Although simple and unassuming, the MaxTemperature application demonstrates a few aspects of the Hadoop inner workings:

  1. You copy the input datasets (presumably huge files) to the Hadoop distributed file system (HDFS). Hadoop shreds the files into 64 MB blocks. Then, it replicates each block three times (assuming triple replication configuration): to the node where the command is executed, and two additional nodes if you have a multi-node Hadoop cluster to provide fault tolerance. If a node fails, the file can still be assembled from the working nodes.
  2. The programmer writes Java code to implement a map job, a reduce job, and an application that invokes them.

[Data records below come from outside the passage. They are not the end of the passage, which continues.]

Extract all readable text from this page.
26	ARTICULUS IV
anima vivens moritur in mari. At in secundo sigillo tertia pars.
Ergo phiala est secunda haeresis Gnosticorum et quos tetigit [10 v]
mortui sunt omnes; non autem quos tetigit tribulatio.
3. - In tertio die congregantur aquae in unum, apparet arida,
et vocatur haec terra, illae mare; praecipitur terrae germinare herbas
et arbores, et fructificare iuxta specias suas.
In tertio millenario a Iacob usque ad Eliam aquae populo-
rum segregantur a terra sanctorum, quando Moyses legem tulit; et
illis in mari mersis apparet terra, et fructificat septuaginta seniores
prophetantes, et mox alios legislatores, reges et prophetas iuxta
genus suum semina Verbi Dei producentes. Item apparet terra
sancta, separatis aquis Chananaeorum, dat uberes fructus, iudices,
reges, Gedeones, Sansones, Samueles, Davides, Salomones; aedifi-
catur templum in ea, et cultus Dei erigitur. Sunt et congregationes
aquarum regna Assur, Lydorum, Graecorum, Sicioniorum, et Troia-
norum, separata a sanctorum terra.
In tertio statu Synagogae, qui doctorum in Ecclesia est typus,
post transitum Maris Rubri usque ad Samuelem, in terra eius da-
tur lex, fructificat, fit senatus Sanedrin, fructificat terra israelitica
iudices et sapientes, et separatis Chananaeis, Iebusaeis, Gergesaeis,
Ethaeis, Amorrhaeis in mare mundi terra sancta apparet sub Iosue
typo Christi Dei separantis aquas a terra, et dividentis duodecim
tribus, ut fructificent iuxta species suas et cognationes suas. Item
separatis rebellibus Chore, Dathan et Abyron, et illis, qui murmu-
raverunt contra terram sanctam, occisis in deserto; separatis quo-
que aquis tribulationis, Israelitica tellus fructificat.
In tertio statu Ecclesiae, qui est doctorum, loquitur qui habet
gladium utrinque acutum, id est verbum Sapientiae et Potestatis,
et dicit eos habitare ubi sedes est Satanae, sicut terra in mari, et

  3. The Hadoop framework parallelizes and distributes the jobs to move the MapReduce computation to each node hosting a part of the input dataset. Behind the scenes, Hadoop creates a JobTracker job on the name node and TaskTracker jobs that run on the data nodes to manage the tasks and report progress back to the JobTracker job. If a task fails, the JobTracker can reschedule the job to run on a different tasktracker.
  4. Once the map jobs are done, the sorted map outputs are received by the node where the reduce job(s) are running. The reduce job merges the sorted outputs and writes the result in an output file stored in the Hadoop file system for reliability.
  5. Hadoop is a batch processing system. Jobs are started, processed, and their output is written to disk.